Census Bureau Adopts GPS to Find American Homes
All Things Considered | July 31, 2006
By Daniel Charles
Two-and-a-half years from now, in early 2009, the Census Bureau plans to send an army of 100,000 temporary workers down every street and dusty, dirt road in America. They will be armed with handheld GPS devices.
Robert LaMacchia, head of the Census Bureau's geography division, says they'll capture the latitude and longitude of the front door of every house, apartment and improvised shelter they find.
"We will actually knock on doors and look for hidden housing units," he says. "We will find converted garages; from the outside, it may not look like anybody lives there."
But census workers will add each dwelling, legal or not, to the Census Bureau's Master Address File.
Recent proposed budget cuts have put part of this plan in jeopardy. But if Congress restores the money, the census will end up with the geographic coordinates -- accurate to within 10 feet -- for about 110 million residences.
But the Census Bureau can't, by law, share that list with anyone, even local governments. LaMacchia says the information has to be treated as confidential. Otherwise, people might lie, and the census wouldn't be accurate.
"People would not tell us about hidden housing units," LaMacchia says. "People would not respond to the questionnaire if they believed that that information would be turned over to law enforcement or code enforcement and become public information."
Mapping Might Save Lives
Shoreh Elhami, director of Geographic Information Systems in Delaware County, Ohio, says this sort of information can save lives.
"Having a geographic dataset that is accurate, comprehensive and current is priceless," Elhami says.
Her passion and devotion have made Delaware County, a fast-growing area just north of Columbus, one of the most meticulously mapped areas of the country.
At her computer, with a few clicks of the mouse, Elhami can pull up a complex, multi-layered picture of Delaware County. Standard commercial software lets her highlight sewer lines, flood plains or real estate tracts. She can pick any address and retrieve pictures of that building from overhead and from the street, along with information about its owner.
The map can answer questions you never expected to ask, she says. Last year, a big storm came through. A reservoir on the Olentangy River, just upstream from the town, was in danger of overflowing, and authorities thought they might have to release water through the dam.

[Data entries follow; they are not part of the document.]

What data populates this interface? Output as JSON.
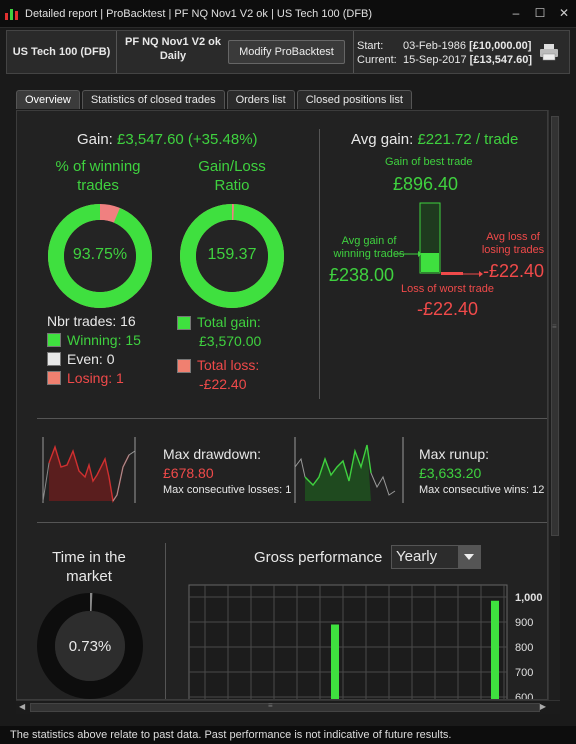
{
  "window": {
    "title": "Detailed report | ProBacktest | PF NQ Nov1 V2 ok | US Tech 100 (DFB)"
  },
  "header": {
    "instrument": "US Tech 100 (DFB)",
    "strategy_name": "PF NQ Nov1 V2 ok",
    "timeframe": "Daily",
    "modify_label": "Modify ProBacktest",
    "start_label": "Start:",
    "start_date": "03-Feb-1986",
    "start_capital": "[£10,000.00]",
    "current_label": "Current:",
    "current_date": "15-Sep-2017",
    "current_capital": "[£13,547.60]"
  },
  "tabs": [
    {
      "label": "Overview",
      "active": true
    },
    {
      "label": "Statistics of closed trades",
      "active": false
    },
    {
      "label": "Orders list",
      "active": false
    },
    {
      "label": "Closed positions list",
      "active": false
    }
  ],
  "summary": {
    "gain_label": "Gain:",
    "gain_value": "£3,547.60 (+35.48%)",
    "winning_pct_title_1": "% of winning",
    "winning_pct_title_2": "trades",
    "winning_pct": "93.75%",
    "winning_fraction": 0.9375,
    "ratio_title_1": "Gain/Loss",
    "ratio_title_2": "Ratio",
    "ratio_value": "159.37",
    "ratio_fraction": 0.9938,
    "nbr_trades": "Nbr trades: 16",
    "winning": "Winning: 15",
    "even": "Even: 0",
    "losing": "Losing: 1",
    "total_gain_label": "Total gain:",
    "total_gain_value": "£3,570.00",
    "total_loss_label": "Total loss:",
    "total_loss_value": "-£22.40"
  },
  "avg": {
    "title_label": "Avg gain:",
    "title_value": "£221.72 / trade",
    "best_trade_label": "Gain of best trade",
    "best_trade_value": "£896.40",
    "avg_win_label_1": "Avg gain of",
    "avg_win_label_2": "winning trades",
    "avg_win_value": "£238.00",
    "avg_loss_label_1": "Avg loss of",
    "avg_loss_label_2": "losing trades",
    "avg_loss_value": "-£22.40",
    "worst_trade_label": "Loss of worst trade",
    "worst_trade_value": "-£22.40"
  },
  "drawdown": {
    "title": "Max drawdown:",
    "value": "£678.80",
    "sub": "Max consecutive losses: 1"
  },
  "runup": {
    "title": "Max runup:",
    "value": "£3,633.20",
    "sub": "Max consecutive wins: 12"
  },
  "time_market": {
    "title_1": "Time in the",
    "title_2": "market",
    "value": "0.73%",
    "fraction": 0.0073
  },
  "gross": {
    "title": "Gross performance",
    "period": "Yearly"
  },
  "chart_data": {
    "type": "bar",
    "ylim": [
      600,
      1000
    ],
    "yticks": [
      "1,000",
      "900",
      "800",
      "700",
      "600"
    ],
    "bars": [
      {
        "value": 890
      },
      {
        "value": 985
      }
    ]
  },
  "footer": "The statistics above relate to past data. Past performance is not indicative of future results.",
  "colors": {
    "green": "#3fd13f",
    "red": "#f04a4a",
    "background": "#222222"
  }
}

Nobody knew how many people in the town of Delaware might be flooded out of their homes. Elhami rushed to her electronic map. She added a new layer to the picture -- an image she'd received from the Army Corps of Engineers showing low-lying areas that would end up under water.

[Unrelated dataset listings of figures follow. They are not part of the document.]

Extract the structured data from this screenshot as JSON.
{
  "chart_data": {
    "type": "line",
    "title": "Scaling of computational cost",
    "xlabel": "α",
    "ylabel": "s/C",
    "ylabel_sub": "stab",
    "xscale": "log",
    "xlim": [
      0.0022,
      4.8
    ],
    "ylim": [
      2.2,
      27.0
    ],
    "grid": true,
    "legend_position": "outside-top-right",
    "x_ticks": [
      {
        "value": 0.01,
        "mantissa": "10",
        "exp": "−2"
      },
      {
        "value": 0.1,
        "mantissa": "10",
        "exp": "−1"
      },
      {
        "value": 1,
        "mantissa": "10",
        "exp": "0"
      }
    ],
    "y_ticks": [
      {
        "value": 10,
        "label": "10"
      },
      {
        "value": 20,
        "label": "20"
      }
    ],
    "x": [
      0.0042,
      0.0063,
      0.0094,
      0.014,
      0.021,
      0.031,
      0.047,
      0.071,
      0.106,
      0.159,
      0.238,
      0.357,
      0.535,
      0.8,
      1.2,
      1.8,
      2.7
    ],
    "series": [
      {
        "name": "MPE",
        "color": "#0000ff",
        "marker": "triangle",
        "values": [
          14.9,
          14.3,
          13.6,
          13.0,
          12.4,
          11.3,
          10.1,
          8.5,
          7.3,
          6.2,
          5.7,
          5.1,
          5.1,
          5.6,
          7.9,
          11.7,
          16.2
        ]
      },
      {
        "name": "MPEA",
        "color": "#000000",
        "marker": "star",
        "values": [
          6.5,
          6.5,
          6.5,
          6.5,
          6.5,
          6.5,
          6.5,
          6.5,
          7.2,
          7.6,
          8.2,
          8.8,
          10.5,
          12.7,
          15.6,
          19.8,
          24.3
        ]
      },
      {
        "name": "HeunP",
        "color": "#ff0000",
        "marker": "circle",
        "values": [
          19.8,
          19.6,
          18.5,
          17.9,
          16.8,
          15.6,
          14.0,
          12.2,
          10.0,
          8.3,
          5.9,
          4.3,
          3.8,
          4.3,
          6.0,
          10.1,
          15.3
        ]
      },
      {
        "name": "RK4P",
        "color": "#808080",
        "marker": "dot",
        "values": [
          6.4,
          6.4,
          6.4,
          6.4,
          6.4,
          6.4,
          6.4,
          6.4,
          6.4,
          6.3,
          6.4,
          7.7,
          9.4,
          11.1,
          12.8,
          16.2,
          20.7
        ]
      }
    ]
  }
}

The image showed the outline of the "inundation zone," and within it, lines and clusters of little red dots. Each of those dots was a house that lay within the potential flood zone.
"The software allows you to do a count of every one of those residences and produce a file of those addresses," she says.

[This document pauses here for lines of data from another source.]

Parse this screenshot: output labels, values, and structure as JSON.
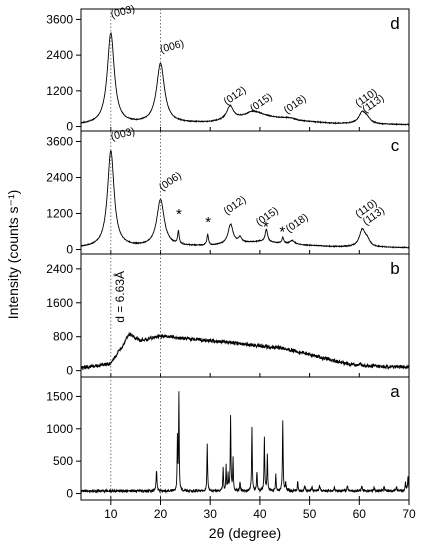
{
  "chart_data": {
    "type": "line",
    "xlabel": "2θ (degree)",
    "ylabel": "Intensity (counts s⁻¹)",
    "xlim": [
      4,
      70
    ],
    "x_ticks": [
      10,
      20,
      30,
      40,
      50,
      60,
      70
    ],
    "x_tick_labels": [
      "10",
      "20",
      "30",
      "40",
      "50",
      "60",
      "70"
    ],
    "reference_lines_x": [
      10,
      20
    ],
    "panels": [
      {
        "label": "d",
        "ylim": [
          -150,
          3950
        ],
        "y_ticks": [
          0,
          1200,
          2400,
          3600
        ],
        "y_tick_labels": [
          "0",
          "1200",
          "2400",
          "3600"
        ],
        "baseline": 60,
        "background": [
          [
            4,
            60
          ],
          [
            30,
            130
          ],
          [
            40,
            360
          ],
          [
            48,
            180
          ],
          [
            55,
            100
          ],
          [
            70,
            60
          ]
        ],
        "peaks": [
          {
            "x": 10.0,
            "height": 3050,
            "width": 0.85
          },
          {
            "x": 20.0,
            "height": 2000,
            "width": 0.95
          },
          {
            "x": 34.0,
            "height": 450,
            "width": 0.8
          },
          {
            "x": 38.5,
            "height": 170,
            "width": 1.6
          },
          {
            "x": 46.0,
            "height": 60,
            "width": 1.6
          },
          {
            "x": 60.6,
            "height": 380,
            "width": 0.8
          },
          {
            "x": 61.6,
            "height": 160,
            "width": 0.7
          }
        ],
        "annotations": [
          {
            "text": "(003)",
            "x": 10.2,
            "y": 3650,
            "rotate": -15
          },
          {
            "text": "(006)",
            "x": 20.1,
            "y": 2480,
            "rotate": -15
          },
          {
            "text": "(012)",
            "x": 33.3,
            "y": 710,
            "rotate": -35
          },
          {
            "text": "(015)",
            "x": 38.6,
            "y": 480,
            "rotate": -35
          },
          {
            "text": "(018)",
            "x": 45.4,
            "y": 420,
            "rotate": -35
          },
          {
            "text": "(110)",
            "x": 59.8,
            "y": 650,
            "rotate": -35
          },
          {
            "text": "(113)",
            "x": 61.2,
            "y": 450,
            "rotate": -35
          }
        ]
      },
      {
        "label": "c",
        "ylim": [
          -150,
          3950
        ],
        "y_ticks": [
          0,
          1200,
          2400,
          3600
        ],
        "y_tick_labels": [
          "0",
          "1200",
          "2400",
          "3600"
        ],
        "baseline": 60,
        "background": [
          [
            4,
            60
          ],
          [
            30,
            120
          ],
          [
            40,
            260
          ],
          [
            48,
            150
          ],
          [
            55,
            90
          ],
          [
            70,
            60
          ]
        ],
        "peaks": [
          {
            "x": 10.0,
            "height": 3200,
            "width": 0.8
          },
          {
            "x": 20.0,
            "height": 1550,
            "width": 0.9
          },
          {
            "x": 23.6,
            "height": 430,
            "width": 0.18
          },
          {
            "x": 29.5,
            "height": 360,
            "width": 0.2
          },
          {
            "x": 34.1,
            "height": 650,
            "width": 0.6
          },
          {
            "x": 36.0,
            "height": 180,
            "width": 0.4
          },
          {
            "x": 41.3,
            "height": 420,
            "width": 0.3
          },
          {
            "x": 44.6,
            "height": 200,
            "width": 0.2
          },
          {
            "x": 46.5,
            "height": 120,
            "width": 0.6
          },
          {
            "x": 60.6,
            "height": 560,
            "width": 0.7
          },
          {
            "x": 61.6,
            "height": 200,
            "width": 0.6
          }
        ],
        "stars": [
          {
            "x": 23.7,
            "y": 1020
          },
          {
            "x": 29.6,
            "y": 750
          },
          {
            "x": 41.2,
            "y": 600
          },
          {
            "x": 44.5,
            "y": 430
          }
        ],
        "annotations": [
          {
            "text": "(003)",
            "x": 10.2,
            "y": 3640,
            "rotate": -15
          },
          {
            "text": "(006)",
            "x": 20.3,
            "y": 1950,
            "rotate": -35
          },
          {
            "text": "(012)",
            "x": 33.3,
            "y": 1150,
            "rotate": -35
          },
          {
            "text": "(015)",
            "x": 39.8,
            "y": 780,
            "rotate": -35
          },
          {
            "text": "(018)",
            "x": 45.8,
            "y": 560,
            "rotate": -35
          },
          {
            "text": "(110)",
            "x": 59.8,
            "y": 1050,
            "rotate": -35
          },
          {
            "text": "(113)",
            "x": 61.3,
            "y": 800,
            "rotate": -35
          }
        ]
      },
      {
        "label": "b",
        "ylim": [
          -150,
          2750
        ],
        "y_ticks": [
          0,
          800,
          1600,
          2400
        ],
        "y_tick_labels": [
          "0",
          "800",
          "1600",
          "2400"
        ],
        "baseline": 60,
        "background": [
          [
            4,
            60
          ],
          [
            10,
            160
          ],
          [
            12,
            500
          ],
          [
            14,
            780
          ],
          [
            16,
            700
          ],
          [
            20,
            820
          ],
          [
            25,
            760
          ],
          [
            35,
            650
          ],
          [
            45,
            520
          ],
          [
            52,
            320
          ],
          [
            58,
            150
          ],
          [
            65,
            90
          ],
          [
            70,
            80
          ]
        ],
        "peaks": [
          {
            "x": 13.4,
            "height": 130,
            "width": 0.7
          }
        ],
        "noise": 55,
        "annotations": [
          {
            "text": "d = 6.63Å",
            "x": 12.7,
            "y": 1130,
            "rotate": -90
          }
        ]
      },
      {
        "label": "a",
        "ylim": [
          -100,
          1800
        ],
        "y_ticks": [
          0,
          500,
          1000,
          1500
        ],
        "y_tick_labels": [
          "0",
          "500",
          "1000",
          "1500"
        ],
        "baseline": 40,
        "background": [
          [
            4,
            40
          ],
          [
            70,
            40
          ]
        ],
        "peaks": [
          {
            "x": 19.2,
            "height": 320,
            "width": 0.1
          },
          {
            "x": 23.4,
            "height": 820,
            "width": 0.07
          },
          {
            "x": 23.7,
            "height": 1520,
            "width": 0.07
          },
          {
            "x": 29.4,
            "height": 720,
            "width": 0.08
          },
          {
            "x": 32.6,
            "height": 350,
            "width": 0.08
          },
          {
            "x": 33.2,
            "height": 380,
            "width": 0.07
          },
          {
            "x": 33.6,
            "height": 250,
            "width": 0.07
          },
          {
            "x": 34.1,
            "height": 1150,
            "width": 0.08
          },
          {
            "x": 34.6,
            "height": 520,
            "width": 0.07
          },
          {
            "x": 36.0,
            "height": 150,
            "width": 0.08
          },
          {
            "x": 38.4,
            "height": 980,
            "width": 0.08
          },
          {
            "x": 39.4,
            "height": 300,
            "width": 0.08
          },
          {
            "x": 40.9,
            "height": 830,
            "width": 0.08
          },
          {
            "x": 41.5,
            "height": 540,
            "width": 0.08
          },
          {
            "x": 43.2,
            "height": 260,
            "width": 0.08
          },
          {
            "x": 44.6,
            "height": 1080,
            "width": 0.08
          },
          {
            "x": 45.2,
            "height": 130,
            "width": 0.08
          },
          {
            "x": 47.6,
            "height": 140,
            "width": 0.09
          },
          {
            "x": 49.0,
            "height": 80,
            "width": 0.1
          },
          {
            "x": 50.5,
            "height": 60,
            "width": 0.1
          },
          {
            "x": 52.0,
            "height": 90,
            "width": 0.1
          },
          {
            "x": 55.0,
            "height": 60,
            "width": 0.1
          },
          {
            "x": 57.6,
            "height": 70,
            "width": 0.1
          },
          {
            "x": 60.5,
            "height": 80,
            "width": 0.1
          },
          {
            "x": 63.0,
            "height": 60,
            "width": 0.1
          },
          {
            "x": 65.0,
            "height": 70,
            "width": 0.1
          },
          {
            "x": 67.5,
            "height": 60,
            "width": 0.1
          },
          {
            "x": 69.3,
            "height": 120,
            "width": 0.1
          },
          {
            "x": 69.8,
            "height": 220,
            "width": 0.1
          }
        ],
        "noise": 25,
        "annotations": []
      }
    ]
  }
}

Elhami delivered that file to emergency managers, and they quickly called the people at each address. Fortunately, the storms subsided, and no flood came.
Every address in the county is in a database, complete with geographic coordinates so it will show up accurately on a map.
Assembling that data is a time-consuming effort. On one recent summer morning, Caleb Gutshall and Sheri Feasel trudged down North Winter Street, in Delaware, checking each address on this commercial strip and making sure that the county's list of occupants was accurate. They also take pictures of any new buildings. One door was unnumbered and locked. Gutshall peered in the window, but learned nothing. "It doesn't look like anybody's in there," he said.
Now the Census Bureau is planning to undertake much the same kind of effort, on a massive scale, covering the entire country. Elhami says that the Master Address File could be a priceless resource for many counties that don't have the resources to collect that information on their own.
Private Companies Push for Data
Pressure is growing to change the law and make this information available. Demand for geographic data is booming.
Private companies would love to get their hands on the Census Bureau's data. Web sites like Mapquest.com or maps.google.com, usually show addresses within the correct city block, but they will point to the correct house less than half the time.
Don Cooke, an executive from the mapping company TeleAtlas, says the Census Bureau's database would immediately solve that problem, and he'd like to use it.
"The laws basically say the intellectual property that's generated by the government belongs to us citizens, so I'd like to get it," he says. "Because I don't want to spend the money to go out and compile it!"